2. Some individual models claim big savings, but not clearly 100× and not uncontested

  • DeepSeek‑V3 / R1 (China): DeepSeek claims it trained V3 for about $5.6M in GPU‑rental‑equivalent cost using ~2,048 H800s over ~2.8M GPU‑hours, with performance comparable to GPT‑4‑class systems. (en.wikipedia.org) That’s roughly a 10–20× reduction vs GPT‑4‑style estimates (> $100M), but:
    • The figure explicitly excludes prior R&D, ablations, and infrastructure, and has been criticized as misleading; some analyses argue that total capital outlay may be orders of magnitude higher. (reddit.com)
    • Even if you take the $5–6M figure at face value, it is still short of the 100× drop (to ~$1M) the prediction specified.
  • MiniMax M1 (Shanghai): MiniMax has claimed that its M1 model—reported as competitive with top frontier models—was trained for about $534,700, nearly 200× cheaper than some >$100M GPT‑4/4o cost estimates. (ainvest.com) However, these numbers are self‑reported, not independently audited, and it’s unclear how directly comparable the task, scale, and quality are to the 2023 $100M reference runs.

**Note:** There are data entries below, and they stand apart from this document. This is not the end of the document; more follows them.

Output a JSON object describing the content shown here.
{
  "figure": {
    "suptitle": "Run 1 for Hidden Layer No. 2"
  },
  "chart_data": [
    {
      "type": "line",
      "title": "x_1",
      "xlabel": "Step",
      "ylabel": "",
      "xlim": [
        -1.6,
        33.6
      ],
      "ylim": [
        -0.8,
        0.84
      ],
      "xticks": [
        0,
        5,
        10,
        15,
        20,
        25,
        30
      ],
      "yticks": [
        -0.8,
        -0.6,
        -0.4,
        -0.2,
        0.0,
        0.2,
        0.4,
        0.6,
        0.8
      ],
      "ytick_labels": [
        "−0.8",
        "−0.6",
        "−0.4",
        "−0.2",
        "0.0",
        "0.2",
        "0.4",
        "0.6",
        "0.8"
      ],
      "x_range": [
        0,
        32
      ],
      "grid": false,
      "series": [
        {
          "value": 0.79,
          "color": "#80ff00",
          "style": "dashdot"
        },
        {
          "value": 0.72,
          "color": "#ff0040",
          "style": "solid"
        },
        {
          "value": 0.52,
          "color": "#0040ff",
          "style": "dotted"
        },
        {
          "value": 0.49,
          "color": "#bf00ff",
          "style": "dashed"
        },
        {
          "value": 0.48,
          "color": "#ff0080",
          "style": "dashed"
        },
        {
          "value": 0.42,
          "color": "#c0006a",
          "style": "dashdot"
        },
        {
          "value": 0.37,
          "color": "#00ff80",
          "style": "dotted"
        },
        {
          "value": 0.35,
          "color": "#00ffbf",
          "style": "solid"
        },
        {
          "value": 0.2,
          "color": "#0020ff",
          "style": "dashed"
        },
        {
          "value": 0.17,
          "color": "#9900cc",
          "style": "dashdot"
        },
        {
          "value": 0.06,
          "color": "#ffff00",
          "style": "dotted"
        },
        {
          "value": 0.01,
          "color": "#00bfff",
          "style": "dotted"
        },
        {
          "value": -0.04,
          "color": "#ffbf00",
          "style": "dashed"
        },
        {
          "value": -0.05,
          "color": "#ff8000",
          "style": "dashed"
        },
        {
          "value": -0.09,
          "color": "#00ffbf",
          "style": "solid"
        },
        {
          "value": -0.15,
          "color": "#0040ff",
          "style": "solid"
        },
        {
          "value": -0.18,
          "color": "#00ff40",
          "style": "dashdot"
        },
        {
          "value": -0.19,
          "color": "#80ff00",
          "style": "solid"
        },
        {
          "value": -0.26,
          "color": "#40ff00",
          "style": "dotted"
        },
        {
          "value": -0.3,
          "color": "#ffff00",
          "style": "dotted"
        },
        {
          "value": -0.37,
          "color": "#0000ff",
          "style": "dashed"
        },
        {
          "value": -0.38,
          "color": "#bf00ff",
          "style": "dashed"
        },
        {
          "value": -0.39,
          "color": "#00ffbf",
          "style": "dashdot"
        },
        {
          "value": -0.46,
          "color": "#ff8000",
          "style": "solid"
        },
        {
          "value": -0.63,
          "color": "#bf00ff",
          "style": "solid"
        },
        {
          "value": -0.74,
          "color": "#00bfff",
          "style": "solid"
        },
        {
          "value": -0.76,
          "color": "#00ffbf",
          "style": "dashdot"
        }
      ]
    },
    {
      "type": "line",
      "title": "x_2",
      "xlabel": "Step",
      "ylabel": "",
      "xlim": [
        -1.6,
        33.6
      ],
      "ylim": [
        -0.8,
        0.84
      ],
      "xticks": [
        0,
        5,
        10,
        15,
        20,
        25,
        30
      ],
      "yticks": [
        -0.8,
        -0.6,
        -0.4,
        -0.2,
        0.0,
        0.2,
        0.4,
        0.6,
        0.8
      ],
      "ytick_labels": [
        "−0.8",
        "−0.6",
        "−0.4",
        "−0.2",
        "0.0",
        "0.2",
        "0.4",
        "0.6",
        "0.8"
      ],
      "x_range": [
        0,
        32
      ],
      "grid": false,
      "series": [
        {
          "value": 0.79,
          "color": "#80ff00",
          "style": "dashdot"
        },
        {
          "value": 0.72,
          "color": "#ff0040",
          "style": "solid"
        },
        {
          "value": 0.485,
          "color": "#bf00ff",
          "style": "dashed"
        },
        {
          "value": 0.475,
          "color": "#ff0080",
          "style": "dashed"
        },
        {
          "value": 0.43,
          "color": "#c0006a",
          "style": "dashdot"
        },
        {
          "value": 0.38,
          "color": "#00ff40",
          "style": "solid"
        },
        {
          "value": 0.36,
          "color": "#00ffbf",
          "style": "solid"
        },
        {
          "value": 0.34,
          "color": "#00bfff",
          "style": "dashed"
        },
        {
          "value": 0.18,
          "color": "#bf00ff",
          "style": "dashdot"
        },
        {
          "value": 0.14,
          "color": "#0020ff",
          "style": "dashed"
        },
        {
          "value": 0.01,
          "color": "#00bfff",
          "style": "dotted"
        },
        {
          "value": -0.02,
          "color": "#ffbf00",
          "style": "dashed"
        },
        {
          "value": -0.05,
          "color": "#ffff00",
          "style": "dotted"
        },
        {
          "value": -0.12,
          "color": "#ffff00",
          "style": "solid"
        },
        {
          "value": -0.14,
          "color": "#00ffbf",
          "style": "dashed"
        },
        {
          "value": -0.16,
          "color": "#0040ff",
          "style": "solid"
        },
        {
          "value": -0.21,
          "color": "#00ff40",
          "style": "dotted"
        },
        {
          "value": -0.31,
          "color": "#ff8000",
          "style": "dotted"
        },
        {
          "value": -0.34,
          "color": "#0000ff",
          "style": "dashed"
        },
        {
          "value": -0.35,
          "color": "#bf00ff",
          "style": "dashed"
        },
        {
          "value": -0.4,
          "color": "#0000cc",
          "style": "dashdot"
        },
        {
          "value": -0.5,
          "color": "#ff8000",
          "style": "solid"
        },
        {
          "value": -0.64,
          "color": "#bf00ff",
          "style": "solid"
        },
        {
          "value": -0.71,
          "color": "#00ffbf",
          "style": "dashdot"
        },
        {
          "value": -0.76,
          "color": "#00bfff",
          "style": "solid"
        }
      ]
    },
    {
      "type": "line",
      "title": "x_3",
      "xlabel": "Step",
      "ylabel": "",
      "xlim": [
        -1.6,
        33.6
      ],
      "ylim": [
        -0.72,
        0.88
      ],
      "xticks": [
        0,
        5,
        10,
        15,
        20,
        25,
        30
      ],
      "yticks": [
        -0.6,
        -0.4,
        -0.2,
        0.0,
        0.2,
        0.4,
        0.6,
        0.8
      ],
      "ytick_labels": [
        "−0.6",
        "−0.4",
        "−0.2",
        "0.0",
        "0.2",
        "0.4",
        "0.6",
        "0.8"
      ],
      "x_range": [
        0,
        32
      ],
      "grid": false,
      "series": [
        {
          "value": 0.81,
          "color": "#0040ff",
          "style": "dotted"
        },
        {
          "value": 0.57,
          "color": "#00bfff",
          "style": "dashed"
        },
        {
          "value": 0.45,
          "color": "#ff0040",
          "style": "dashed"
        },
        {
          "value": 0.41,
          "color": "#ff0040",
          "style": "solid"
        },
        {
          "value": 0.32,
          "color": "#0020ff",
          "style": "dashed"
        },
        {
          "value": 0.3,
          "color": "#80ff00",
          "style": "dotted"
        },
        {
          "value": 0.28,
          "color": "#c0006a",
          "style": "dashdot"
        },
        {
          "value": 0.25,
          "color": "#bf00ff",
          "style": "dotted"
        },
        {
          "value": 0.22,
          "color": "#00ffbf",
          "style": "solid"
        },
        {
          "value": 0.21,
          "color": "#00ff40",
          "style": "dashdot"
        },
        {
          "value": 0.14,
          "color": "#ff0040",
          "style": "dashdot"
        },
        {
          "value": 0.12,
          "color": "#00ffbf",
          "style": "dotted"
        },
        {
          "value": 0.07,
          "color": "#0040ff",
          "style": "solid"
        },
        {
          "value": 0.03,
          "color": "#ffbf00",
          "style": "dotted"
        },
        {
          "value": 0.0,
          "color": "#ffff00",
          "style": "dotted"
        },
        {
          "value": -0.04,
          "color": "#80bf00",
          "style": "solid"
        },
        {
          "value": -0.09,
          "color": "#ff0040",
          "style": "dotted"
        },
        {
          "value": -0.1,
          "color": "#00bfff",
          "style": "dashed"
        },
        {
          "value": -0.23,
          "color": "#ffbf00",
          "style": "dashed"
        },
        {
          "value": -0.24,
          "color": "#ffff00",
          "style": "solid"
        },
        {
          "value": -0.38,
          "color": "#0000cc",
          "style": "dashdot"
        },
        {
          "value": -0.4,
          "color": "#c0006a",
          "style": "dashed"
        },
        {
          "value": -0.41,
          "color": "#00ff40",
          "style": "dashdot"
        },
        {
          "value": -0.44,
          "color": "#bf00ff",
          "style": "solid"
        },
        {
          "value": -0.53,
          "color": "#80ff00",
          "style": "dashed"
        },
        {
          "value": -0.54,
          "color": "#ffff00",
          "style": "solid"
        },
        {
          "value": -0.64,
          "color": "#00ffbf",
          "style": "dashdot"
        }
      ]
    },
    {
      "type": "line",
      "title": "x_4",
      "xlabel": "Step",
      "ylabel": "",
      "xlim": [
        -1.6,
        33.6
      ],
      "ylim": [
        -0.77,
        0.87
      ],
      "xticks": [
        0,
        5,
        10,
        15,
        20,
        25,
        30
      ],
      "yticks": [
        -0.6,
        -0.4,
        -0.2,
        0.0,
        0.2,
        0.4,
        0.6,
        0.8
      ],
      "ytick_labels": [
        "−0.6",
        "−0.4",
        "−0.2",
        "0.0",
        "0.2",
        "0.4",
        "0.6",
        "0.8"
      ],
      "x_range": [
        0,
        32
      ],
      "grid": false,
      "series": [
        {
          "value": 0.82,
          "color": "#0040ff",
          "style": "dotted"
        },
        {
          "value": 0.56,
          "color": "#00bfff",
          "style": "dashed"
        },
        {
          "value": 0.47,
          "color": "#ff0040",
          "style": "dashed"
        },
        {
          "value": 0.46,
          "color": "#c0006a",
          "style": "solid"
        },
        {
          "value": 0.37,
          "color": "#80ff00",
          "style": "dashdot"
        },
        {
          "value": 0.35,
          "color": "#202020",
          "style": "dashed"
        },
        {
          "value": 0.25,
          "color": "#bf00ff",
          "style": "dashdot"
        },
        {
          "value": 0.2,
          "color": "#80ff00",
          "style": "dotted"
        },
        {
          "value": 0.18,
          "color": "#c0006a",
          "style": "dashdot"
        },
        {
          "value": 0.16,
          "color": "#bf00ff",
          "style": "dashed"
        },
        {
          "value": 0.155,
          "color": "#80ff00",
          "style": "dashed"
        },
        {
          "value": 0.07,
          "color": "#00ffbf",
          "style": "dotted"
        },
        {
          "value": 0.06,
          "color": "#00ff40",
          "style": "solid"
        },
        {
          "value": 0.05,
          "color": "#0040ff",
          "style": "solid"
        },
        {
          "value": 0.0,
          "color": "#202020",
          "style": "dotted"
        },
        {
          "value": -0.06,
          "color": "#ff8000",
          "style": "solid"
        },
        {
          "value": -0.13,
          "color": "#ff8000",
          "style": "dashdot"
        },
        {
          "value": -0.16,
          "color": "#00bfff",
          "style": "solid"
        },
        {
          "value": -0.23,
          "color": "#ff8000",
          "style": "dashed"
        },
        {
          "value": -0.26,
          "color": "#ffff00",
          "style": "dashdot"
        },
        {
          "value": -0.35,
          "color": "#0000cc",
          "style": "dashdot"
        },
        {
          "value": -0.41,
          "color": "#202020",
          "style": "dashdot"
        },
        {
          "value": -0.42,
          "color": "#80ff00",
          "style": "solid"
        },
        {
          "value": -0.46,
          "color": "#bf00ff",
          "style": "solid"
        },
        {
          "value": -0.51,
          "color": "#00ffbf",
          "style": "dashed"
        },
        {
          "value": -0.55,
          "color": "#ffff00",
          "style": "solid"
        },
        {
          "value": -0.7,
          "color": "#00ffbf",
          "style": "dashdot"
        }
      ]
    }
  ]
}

These examples show pockets of large efficiency gains and at least claimed 20–200× reductions for specific architectures and vendors. But they are:

  • Not yet clearly established as industry‑wide norms.
  • Often measured on different architectures and training setups rather than “the exact same run that cost $100M in 2023 now costs $1M.”

3. Direct same‑model comparisons suggest slower cost decline

Where we do have like‑for‑like comparisons, the cost reductions are large but not on the 100× / 18–36‑month schedule Friedberg predicted:

  • Andrej Karpathy’s 2024–25 reproduction of GPT‑2 on a single 8×H100 node brought the training cost down to about $672, versus earlier estimates of tens of thousands of dollars for the original 2019 training, an ~90× reduction over roughly five years, not 100× in 1.5–3 years. (tomshardware.com)

This suggests that per‑FLOP or per‑model cost can fall substantially over time, but the observed pace so far is much slower than “100× cheaper in 18–36 months” for a fixed large model.


Why this is labeled inconclusive rather than wrong

  • Friedberg’s window runs to June 2026, about 7 months after the current date (Nov 2025), so the prediction period is not over yet.
  • So far, public data on major frontier models shows no broad 100× drop in training cost for a run that would have cost ~$100M in mid‑2023; if anything, headline frontier runs are as expensive or more expensive. (visualcapitalist.com)
  • There are emerging claims (MiniMax, DeepSeek) that individual models with near‑frontier capability were trained at 10–200× lower marginal compute cost, but these are either below the 100× threshold (DeepSeek at ~$5–6M) or not yet well‑verified (MiniMax’s ~$0.5M claim).

Given the remaining time in the window and the lack of clear, widely accepted evidence that a $100M‑class 2023 run is now reproducible for ~$1M, the fairest judgment today is “inconclusive (too early)”, with current trends pointing against the prediction ultimately being met without a dramatic further breakthrough in the next several months.